Minneapolis adds new recycling option

The new service will be available to single-family homes, duplexes and triplexes across the city by spring 2016.

Elizabeth Smith

Minneapolis residents are signing up to add another recycling bin to their front yards.

As part of a city-initiated push to eliminate waste, Minnesota Solid Waste and Recycling has plans to roll out an organics recycling program in all Minneapolis neighborhoods by spring 2016.

Green organics carts will become available in waves, beginning in August when about 25 percent of Minneapolis customers can opt in to the new service.

Unlike recycling bins that are currently available for things like cardboard and bottles, residents will use the new option to dispose of things like food scraps, hair and used paper products.

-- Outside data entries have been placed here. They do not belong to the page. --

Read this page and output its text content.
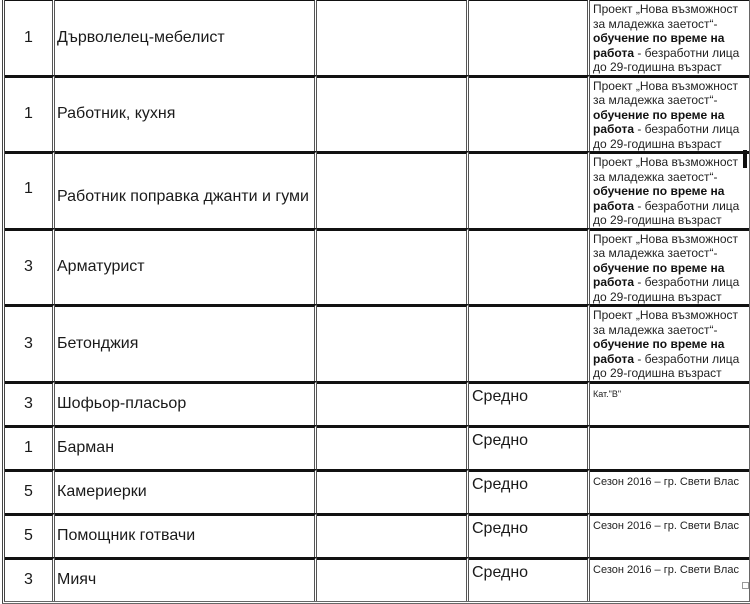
1	Дърволелец-мебелист			Проект „Нова възможност за младежка заетост“- обучение по време на работа - безработни лица до 29-годишна възраст
1	Работник, кухня			Проект „Нова възможност за младежка заетост“- обучение по време на работа - безработни лица до 29-годишна възраст
1	Работник поправка джанти и гуми			Проект „Нова възможност за младежка заетост“- обучение по време на работа - безработни лица до 29-годишна възраст
3	Арматурист			Проект „Нова възможност за младежка заетост“- обучение по време на работа - безработни лица до 29-годишна възраст
3	Бетонджия			Проект „Нова възможност за младежка заетост“- обучение по време на работа - безработни лица до 29-годишна възраст
3	Шофьор-пласьор		Средно	Кат."В"
1	Барман		Средно	
5	Камериерки		Средно	Сезон 2016 – гр. Свети Влас
5	Помощник готвачи		Средно	Сезон 2016 – гр. Свети Влас
3	Мияч		Средно	Сезон 2016 – гр. Свети Влас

There are currently five drop-off compost sites located throughout Minneapolis. One opened in Van Cleve Park in September.

Ricardo McCurley, director of the Southeast Como Improvement Association, said he uses the Van Cleve drop-off center to dispose of his organic compost. He said he signed up for the new pickup service on Jan. 26, the first day it became available, because of its convenience.

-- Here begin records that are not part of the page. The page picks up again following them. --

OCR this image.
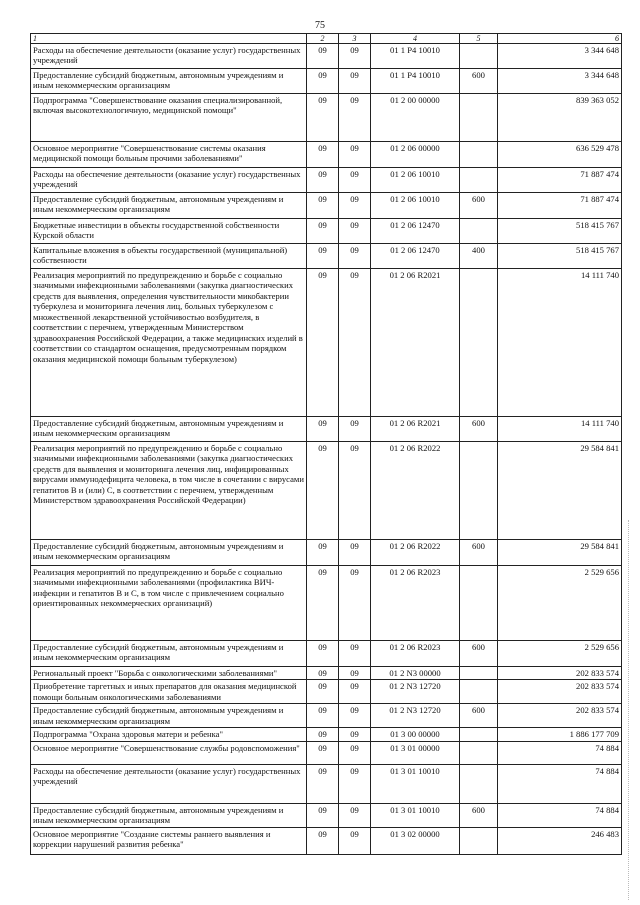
75
1	2	3	4	5	6
Расходы на обеспечение деятельности (оказание услуг) государственных учреждений	09	09	01 1 Р4 10010		3 344 648
Предоставление субсидий бюджетным, автономным учреждениям и иным некоммерческим организациям	09	09	01 1 Р4 10010	600	3 344 648
Подпрограмма "Совершенствование оказания специализированной, включая высокотехнологичную, медицинской помощи"	09	09	01 2 00 00000		839 363 052
Основное мероприятие "Совершенствование системы оказания медицинской помощи больным прочими заболеваниями"	09	09	01 2 06 00000		636 529 478
Расходы на обеспечение деятельности (оказание услуг) государственных учреждений	09	09	01 2 06 10010		71 887 474
Предоставление субсидий бюджетным, автономным учреждениям и иным некоммерческим организациям	09	09	01 2 06 10010	600	71 887 474
Бюджетные инвестиции в объекты государственной собственности Курской области	09	09	01 2 06 12470		518 415 767
Капитальные вложения в объекты государственной (муниципальной) собственности	09	09	01 2 06 12470	400	518 415 767
Реализация мероприятий по предупреждению и борьбе с социально значимыми инфекционными заболеваниями (закупка диагностических средств для выявления, определения чувствительности микобактерии туберкулеза и мониторинга лечения лиц, больных туберкулезом с множественной лекарственной устойчивостью возбудителя, в соответствии с перечнем, утвержденным Министерством здравоохранения Российской Федерации, а также медицинских изделий в соответствии со стандартом оснащения, предусмотренным порядком оказания медицинской помощи больным туберкулезом)	09	09	01 2 06 R2021		14 111 740
Предоставление субсидий бюджетным, автономным учреждениям и иным некоммерческим организациям	09	09	01 2 06 R2021	600	14 111 740
Реализация мероприятий по предупреждению и борьбе с социально значимыми инфекционными заболеваниями (закупка диагностических средств для выявления и мониторинга лечения лиц, инфицированных вирусами иммунодефицита человека, в том числе в сочетании с вирусами гепатитов В и (или) С, в соответствии с перечнем, утвержденным Министерством здравоохранения Российской Федерации)	09	09	01 2 06 R2022		29 584 841
Предоставление субсидий бюджетным, автономным учреждениям и иным некоммерческим организациям	09	09	01 2 06 R2022	600	29 584 841
Реализация мероприятий по предупреждению и борьбе с социально значимыми инфекционными заболеваниями (профилактика ВИЧ-инфекции и гепатитов В и С, в том числе с привлечением социально ориентированных некоммерческих организаций)	09	09	01 2 06 R2023		2 529 656
Предоставление субсидий бюджетным, автономным учреждениям и иным некоммерческим организациям	09	09	01 2 06 R2023	600	2 529 656
Региональный проект "Борьба с онкологическими заболеваниями"	09	09	01 2 N3 00000		202 833 574
Приобретение таргетных и иных препаратов для оказания медицинской помощи больным онкологическими заболеваниями	09	09	01 2 N3 12720		202 833 574
Предоставление субсидий бюджетным, автономным учреждениям и иным некоммерческим организациям	09	09	01 2 N3 12720	600	202 833 574
Подпрограмма "Охрана здоровья матери и ребенка"	09	09	01 3 00 00000		1 886 177 709
Основное мероприятие "Совершенствование службы родовспоможения"	09	09	01 3 01 00000		74 884
Расходы на обеспечение деятельности (оказание услуг) государственных учреждений	09	09	01 3 01 10010		74 884
Предоставление субсидий бюджетным, автономным учреждениям и иным некоммерческим организациям	09	09	01 3 01 10010	600	74 884
Основное мероприятие "Создание системы раннего выявления и коррекции нарушений развития ребенка"	09	09	01 3 02 00000		246 483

“I drive past Van Cleve every day, but compost is smelly and it leaks,” McCurley said. “I don’t want to have that sitting in my car in the summer.”

About 6,400 households in the city have signed up for the new service so far, said Minneapolis Recycling Coordinator Kellie Kish.

“Organics is a whole new ball game,” Kish said. “We are requiring people to sign up because you need to understand what you’re doing to make sure you’re participating
correctly.”

Program organizers would like residents to sign up by May 4 so they can order the right number of bins, she said.

City officials began discussing the new recycling option in June 2013 when the city switched to one-sort recycling, said Ward 2 Councilman Cam Gordon, who represents parts of the University of Minnesota and surrounding areas.

After the switch, space became available on streets and alleys for an organics cart, he said.

In January, Minneapolis Solid Waste and Recycling increased the base fee for every Minneapolis resident they serve by $48 a year to pay for the new service, Kish said.

“If everyone is already paying for it, we’re hoping that everyone will at least try and participate,” she said.

The program is available to single-family homes, duplexes and triplexes, Gordon said, but it excludes apartment buildings because they, and other commercial buildings, are excluded from the city’s trash services.

Gordon said he hopes the current drop-off sites stay open for apartment dwellers to use, even after the curbside pickup is in full swing.

SECIA’s environmental intern  Chris Hinze, who’s also a University student, said he plans to promote the drop-off sites on
campus.

“We really haven’t gotten any feedback from the student body,” he said. “We’re hoping that once I start [promotion efforts], we’ll be able to get their feedback.”

Linden Hills was the first Minneapolis neighborhood to launch a pilot of the new service in 2008. Now, about 50 percent of households in that area use organics recycling, said Felicity Britton, executive director of Linden Hills power and light.

She said initially there was resistance from neighborhood residents because they didn’t understand the process, but after people started the program, they realized that composting was a simple extra step.